Когда болезнь внезапно приковала ее к постели, она попросила разрешение быть похороненной на кладбище этого монастыря и получила его. На могильном камне высечены только ее имя, даты рождения и смерти и крест. С каждым годом он оседает и уходит все глубже в землю, как если бы похороненное под ним тело просит землю обнять его покрепче. Однажды этот камень, как я представляю себе, исчезнет, втянутый в почву, пахнущую зимними дождями, спрятанный, как и другие могильные плиты, под ракитником и дикими гладиолусами, расцветающими весной и исчезающими при первых признаках лета, — царапина, оставленная жизнью перед лицом вечности.
Глава 3
Мое еврейско-фашистское детство
Я родился в конце 1922 года, через месяц после «марша на Рим», и жил до шестнадцати лет в фашистской Италии. Эти годы итальянской жизни были для моего существования столь обычными и беззаботными, настолько лишенными событий, что я нахожу затруднительным сказать, что же было особенного в фашизме.
Те, кто пережил ситуации, которые воспринимались как нечто привычное и нормальное, и это затуманивало ощущение экстраординарности тех ситуаций, могут острее чувствовать обратное. Я никогда не должен был принимать режима Муссолини — я родился в нем. В качестве полностью ассимилированного еврея и итальянского гражданина, выросшего в политическом режиме, который и моя семья, и все мои друзья приняли без всяких оговорок, я рассматривал фашизм как единственно возможную форму существования. Я не осознавал его особенностей, потому что у меня не было возможностей сравнивать его с иными политическими системами. Это может показаться невероятным, но впервые я услышал о социализме как о политической реальности в 1939 году в кибуце в подмандатной Палестине. Что же касается демократии, то я знал, что это приходящая в упадок плутократия, и не мог понять — хотя это и не интересовало меня ни в малейшей степени, — как она еще умудряется до сих пор существовать.
Этот детский опыт полной адаптации к окружающей среде сегодня помогает лучше понимать ситуации, оказавшиеся для многих непостижимыми: способность, к примеру, израильтян жить нормальной жизнью в нескончаемом военном положении, способность граждан-солдат выдерживать регулярные призывы в армию в качестве резервистов, а зачастую и получать удовольствие от этих призывов; способность женщин и мужчин любить, работать, покупать и продавать в таком опустошенном гражданской войной городе, как Бейрут.
Фашистские организации, к которым я принадлежал в детстве — «Балилла» и «Авангардисты», — были неотъемлемой частью школьной системы.

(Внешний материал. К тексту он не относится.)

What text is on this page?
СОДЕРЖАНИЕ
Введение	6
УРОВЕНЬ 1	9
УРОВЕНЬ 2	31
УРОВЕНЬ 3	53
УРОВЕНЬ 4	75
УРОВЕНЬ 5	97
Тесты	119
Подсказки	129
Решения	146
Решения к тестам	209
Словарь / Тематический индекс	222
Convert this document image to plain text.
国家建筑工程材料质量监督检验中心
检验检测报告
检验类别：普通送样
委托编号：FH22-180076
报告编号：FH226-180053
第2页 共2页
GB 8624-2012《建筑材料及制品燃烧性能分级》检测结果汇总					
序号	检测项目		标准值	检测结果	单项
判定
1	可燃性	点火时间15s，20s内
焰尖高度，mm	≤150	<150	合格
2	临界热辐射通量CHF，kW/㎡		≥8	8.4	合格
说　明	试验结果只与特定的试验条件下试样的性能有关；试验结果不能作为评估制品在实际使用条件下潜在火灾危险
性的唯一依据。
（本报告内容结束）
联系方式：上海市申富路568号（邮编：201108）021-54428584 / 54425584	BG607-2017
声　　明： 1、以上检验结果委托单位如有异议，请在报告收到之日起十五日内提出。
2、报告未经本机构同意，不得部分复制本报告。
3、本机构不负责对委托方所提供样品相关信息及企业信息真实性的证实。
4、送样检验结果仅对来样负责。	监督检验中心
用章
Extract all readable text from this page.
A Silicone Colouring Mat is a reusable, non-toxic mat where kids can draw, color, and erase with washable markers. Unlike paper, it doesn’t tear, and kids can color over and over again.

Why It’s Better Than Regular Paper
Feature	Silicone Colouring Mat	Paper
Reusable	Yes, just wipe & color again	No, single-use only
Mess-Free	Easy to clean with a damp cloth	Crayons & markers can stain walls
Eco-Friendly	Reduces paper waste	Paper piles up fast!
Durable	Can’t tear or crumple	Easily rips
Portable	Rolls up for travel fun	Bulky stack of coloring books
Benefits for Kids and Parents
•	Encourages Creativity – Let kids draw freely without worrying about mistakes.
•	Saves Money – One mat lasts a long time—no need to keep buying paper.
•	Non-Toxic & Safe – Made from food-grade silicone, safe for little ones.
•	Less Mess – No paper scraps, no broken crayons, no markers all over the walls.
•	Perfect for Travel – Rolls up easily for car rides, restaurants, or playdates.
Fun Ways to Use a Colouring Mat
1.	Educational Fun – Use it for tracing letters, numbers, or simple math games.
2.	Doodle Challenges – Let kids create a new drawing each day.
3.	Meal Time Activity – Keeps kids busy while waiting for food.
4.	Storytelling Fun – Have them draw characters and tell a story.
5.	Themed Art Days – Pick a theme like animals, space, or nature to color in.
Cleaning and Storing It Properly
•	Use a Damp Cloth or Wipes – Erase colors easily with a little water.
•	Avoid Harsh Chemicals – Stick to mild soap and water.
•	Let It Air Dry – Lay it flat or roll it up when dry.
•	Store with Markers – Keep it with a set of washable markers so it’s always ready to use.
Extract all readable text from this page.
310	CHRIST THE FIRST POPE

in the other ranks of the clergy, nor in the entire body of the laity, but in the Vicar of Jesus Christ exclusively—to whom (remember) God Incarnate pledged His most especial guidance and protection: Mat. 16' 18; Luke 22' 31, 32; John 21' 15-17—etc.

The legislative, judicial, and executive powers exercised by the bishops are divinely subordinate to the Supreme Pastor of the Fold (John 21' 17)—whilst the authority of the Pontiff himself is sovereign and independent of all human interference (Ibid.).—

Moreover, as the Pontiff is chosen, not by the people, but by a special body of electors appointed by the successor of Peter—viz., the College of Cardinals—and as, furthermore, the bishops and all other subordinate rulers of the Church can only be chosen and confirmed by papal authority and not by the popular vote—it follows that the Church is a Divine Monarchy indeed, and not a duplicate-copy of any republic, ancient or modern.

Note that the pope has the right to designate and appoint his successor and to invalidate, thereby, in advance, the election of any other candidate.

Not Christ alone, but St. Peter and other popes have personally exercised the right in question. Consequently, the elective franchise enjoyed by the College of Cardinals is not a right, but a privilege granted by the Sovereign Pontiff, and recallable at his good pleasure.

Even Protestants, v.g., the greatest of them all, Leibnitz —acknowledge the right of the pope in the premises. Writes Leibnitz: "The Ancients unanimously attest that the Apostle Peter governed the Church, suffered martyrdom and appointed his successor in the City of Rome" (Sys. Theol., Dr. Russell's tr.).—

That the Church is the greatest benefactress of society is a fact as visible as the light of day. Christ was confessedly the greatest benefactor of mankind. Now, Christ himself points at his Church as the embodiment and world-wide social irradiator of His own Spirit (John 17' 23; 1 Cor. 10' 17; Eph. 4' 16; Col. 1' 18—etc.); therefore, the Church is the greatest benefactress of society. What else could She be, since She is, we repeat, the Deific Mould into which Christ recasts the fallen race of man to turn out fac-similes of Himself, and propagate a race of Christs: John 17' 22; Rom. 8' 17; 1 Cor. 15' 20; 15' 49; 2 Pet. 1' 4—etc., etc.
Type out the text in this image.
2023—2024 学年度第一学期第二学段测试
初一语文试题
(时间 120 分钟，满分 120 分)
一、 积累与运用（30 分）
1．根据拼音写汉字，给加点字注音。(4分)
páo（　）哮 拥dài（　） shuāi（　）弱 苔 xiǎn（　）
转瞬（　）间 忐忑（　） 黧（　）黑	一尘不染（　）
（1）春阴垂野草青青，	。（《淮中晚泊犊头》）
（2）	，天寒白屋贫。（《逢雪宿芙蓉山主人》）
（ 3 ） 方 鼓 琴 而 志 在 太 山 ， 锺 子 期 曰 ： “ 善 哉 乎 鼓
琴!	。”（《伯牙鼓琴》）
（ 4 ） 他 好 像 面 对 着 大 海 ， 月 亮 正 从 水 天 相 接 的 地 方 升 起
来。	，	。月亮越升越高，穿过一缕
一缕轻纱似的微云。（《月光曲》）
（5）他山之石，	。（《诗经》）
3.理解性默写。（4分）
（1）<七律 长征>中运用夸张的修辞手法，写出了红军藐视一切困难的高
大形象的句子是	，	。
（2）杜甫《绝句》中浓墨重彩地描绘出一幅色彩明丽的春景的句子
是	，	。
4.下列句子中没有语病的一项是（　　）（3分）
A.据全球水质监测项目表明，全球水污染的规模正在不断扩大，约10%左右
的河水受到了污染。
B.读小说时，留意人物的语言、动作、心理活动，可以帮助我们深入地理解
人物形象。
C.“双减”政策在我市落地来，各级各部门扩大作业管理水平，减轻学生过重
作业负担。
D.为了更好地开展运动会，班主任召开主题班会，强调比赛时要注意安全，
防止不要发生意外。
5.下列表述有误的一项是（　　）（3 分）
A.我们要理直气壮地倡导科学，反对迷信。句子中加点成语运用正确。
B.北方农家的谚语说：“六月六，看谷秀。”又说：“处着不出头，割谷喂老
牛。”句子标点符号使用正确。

Я уважал их так же, как я уважал своих учителей в королевской гимназии. Учителя не вмешивались в мою личную жизнь. Я был нужен им для ежегодных показательных выступлений по гимнастике, а моими мыслями они не интересовались. В любом случае записки от матери, написанной ее красивым почерком на изготовленной вручную бумаге «Фабриано» с ее именем, изящно выгравированным в левом верхнем углу, было достаточно, чтобы отпустить меня, без вопросов, к зубному врачу, на теннисный корт или урок иврита. Я не помню ни одного случая — ни в школе, ни за ее пределами, — когда я бы почувствовал неловкость из-за того, что был евреем. Я был убежден, что мое еврейство — угощение, не отличающееся от мармелада «Чирио», тем более что я был объектом постоянной зависти школьных товарищей, так как по «религиозным соображениям» мне разрешалось отсутствовать на скучных уроках гимназического священника.